Design and Analysis of an Electromechanical Battery for Rural Electrification in Sub-Saharan Africa

• Published in: IEEE transactions on energy conversion Vol. 26; no. 4; pp. 1198 - 1209
• Main Authors: Okou, R., Sebitosi, A., Khan, M. A., Barendse, P., Pillay, P.
• Format: Journal Article
• Language: English
• Published: New York IEEE 01.12.2011; The Institute of Electrical and Electronics Engineers, Inc. (IEEE)
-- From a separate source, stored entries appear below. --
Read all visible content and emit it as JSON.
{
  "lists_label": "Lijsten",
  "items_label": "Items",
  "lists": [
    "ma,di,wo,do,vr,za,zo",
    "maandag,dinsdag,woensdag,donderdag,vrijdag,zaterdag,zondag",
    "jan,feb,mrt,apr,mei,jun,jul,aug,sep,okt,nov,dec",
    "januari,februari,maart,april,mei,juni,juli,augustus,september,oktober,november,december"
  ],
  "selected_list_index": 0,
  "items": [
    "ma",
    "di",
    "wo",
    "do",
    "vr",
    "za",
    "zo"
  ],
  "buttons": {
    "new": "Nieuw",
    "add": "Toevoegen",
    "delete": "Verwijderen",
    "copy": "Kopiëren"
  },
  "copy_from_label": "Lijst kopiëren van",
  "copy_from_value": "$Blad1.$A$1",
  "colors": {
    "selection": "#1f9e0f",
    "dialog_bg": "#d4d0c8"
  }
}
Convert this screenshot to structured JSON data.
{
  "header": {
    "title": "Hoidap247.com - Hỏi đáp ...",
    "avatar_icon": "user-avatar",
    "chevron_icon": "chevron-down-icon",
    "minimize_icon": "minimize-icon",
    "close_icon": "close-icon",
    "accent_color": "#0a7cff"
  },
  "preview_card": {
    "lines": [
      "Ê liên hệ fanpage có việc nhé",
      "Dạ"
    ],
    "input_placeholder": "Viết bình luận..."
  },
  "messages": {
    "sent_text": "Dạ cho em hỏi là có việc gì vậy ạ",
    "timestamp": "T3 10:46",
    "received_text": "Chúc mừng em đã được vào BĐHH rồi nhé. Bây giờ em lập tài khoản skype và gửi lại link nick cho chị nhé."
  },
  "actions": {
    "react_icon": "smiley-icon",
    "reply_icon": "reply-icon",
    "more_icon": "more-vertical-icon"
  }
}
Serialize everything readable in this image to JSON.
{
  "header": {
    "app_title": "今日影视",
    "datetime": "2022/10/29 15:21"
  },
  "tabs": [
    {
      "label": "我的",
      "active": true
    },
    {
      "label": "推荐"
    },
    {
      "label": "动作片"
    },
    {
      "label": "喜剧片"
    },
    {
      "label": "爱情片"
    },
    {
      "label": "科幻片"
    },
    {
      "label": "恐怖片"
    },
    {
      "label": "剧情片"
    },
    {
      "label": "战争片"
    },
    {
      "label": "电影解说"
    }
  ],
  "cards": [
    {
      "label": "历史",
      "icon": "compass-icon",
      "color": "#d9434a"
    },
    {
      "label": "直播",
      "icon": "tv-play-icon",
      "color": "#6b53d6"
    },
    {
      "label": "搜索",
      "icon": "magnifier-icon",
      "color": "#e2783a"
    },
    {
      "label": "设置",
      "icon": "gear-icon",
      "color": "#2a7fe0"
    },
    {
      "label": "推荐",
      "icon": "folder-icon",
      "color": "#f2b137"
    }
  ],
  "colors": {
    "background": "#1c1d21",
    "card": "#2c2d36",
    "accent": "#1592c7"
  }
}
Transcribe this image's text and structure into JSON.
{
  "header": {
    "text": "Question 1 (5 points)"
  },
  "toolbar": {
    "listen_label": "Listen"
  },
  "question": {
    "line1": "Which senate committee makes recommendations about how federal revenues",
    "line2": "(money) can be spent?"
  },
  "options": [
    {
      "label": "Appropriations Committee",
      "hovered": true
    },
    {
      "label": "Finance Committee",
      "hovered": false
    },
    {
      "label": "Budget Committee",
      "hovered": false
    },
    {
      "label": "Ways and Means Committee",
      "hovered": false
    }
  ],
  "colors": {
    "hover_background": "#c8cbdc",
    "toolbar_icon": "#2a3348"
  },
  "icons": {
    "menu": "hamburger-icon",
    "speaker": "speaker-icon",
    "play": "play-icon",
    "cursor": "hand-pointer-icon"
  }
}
• Subjects: Batteries; Cost control; Energy conversion; Energy storage; flywheels; Magnetic flux; permanent magnet machines; Permanent magnet motors; Rural areas; Stator cores; Stator windings; Studies
• ISSN: 0885-8969; 1558-0059
• DOI: 10.1109/TEC.2011.2160545

This paper presents the design and analysis of an electromechanical flywheel energy storage system to enhance rural electrification in sub-Saharan Africa. The system consists of a flywheel rotor, an electrical machine, control system, bearings, and a containment structure. With the exception of the power electronics and magnets, local materials were used for the manufacture of the flywheel system. The flywheel rotor is made from glass fiber-epoxy composite, designed using novel shape profiles and utilizes a stress based solution by introducing a central hole for shaft inclusion. The system was accelerated to 6000 r/min storing up to 227 kJ. Numerical stress analyses were performed during the design stage to ensure that the maximum tensile strength is not exceeded. A lumped parameter thermal model is used to estimate the temperature distribution to ensure safe operating conditions of the flywheel system and environment. A life cycle cost analysis performed found that by integrating a flywheel system into a Solar Home System implies a cost savings of 35% per kilowatthour when compared with lead-acid batteries.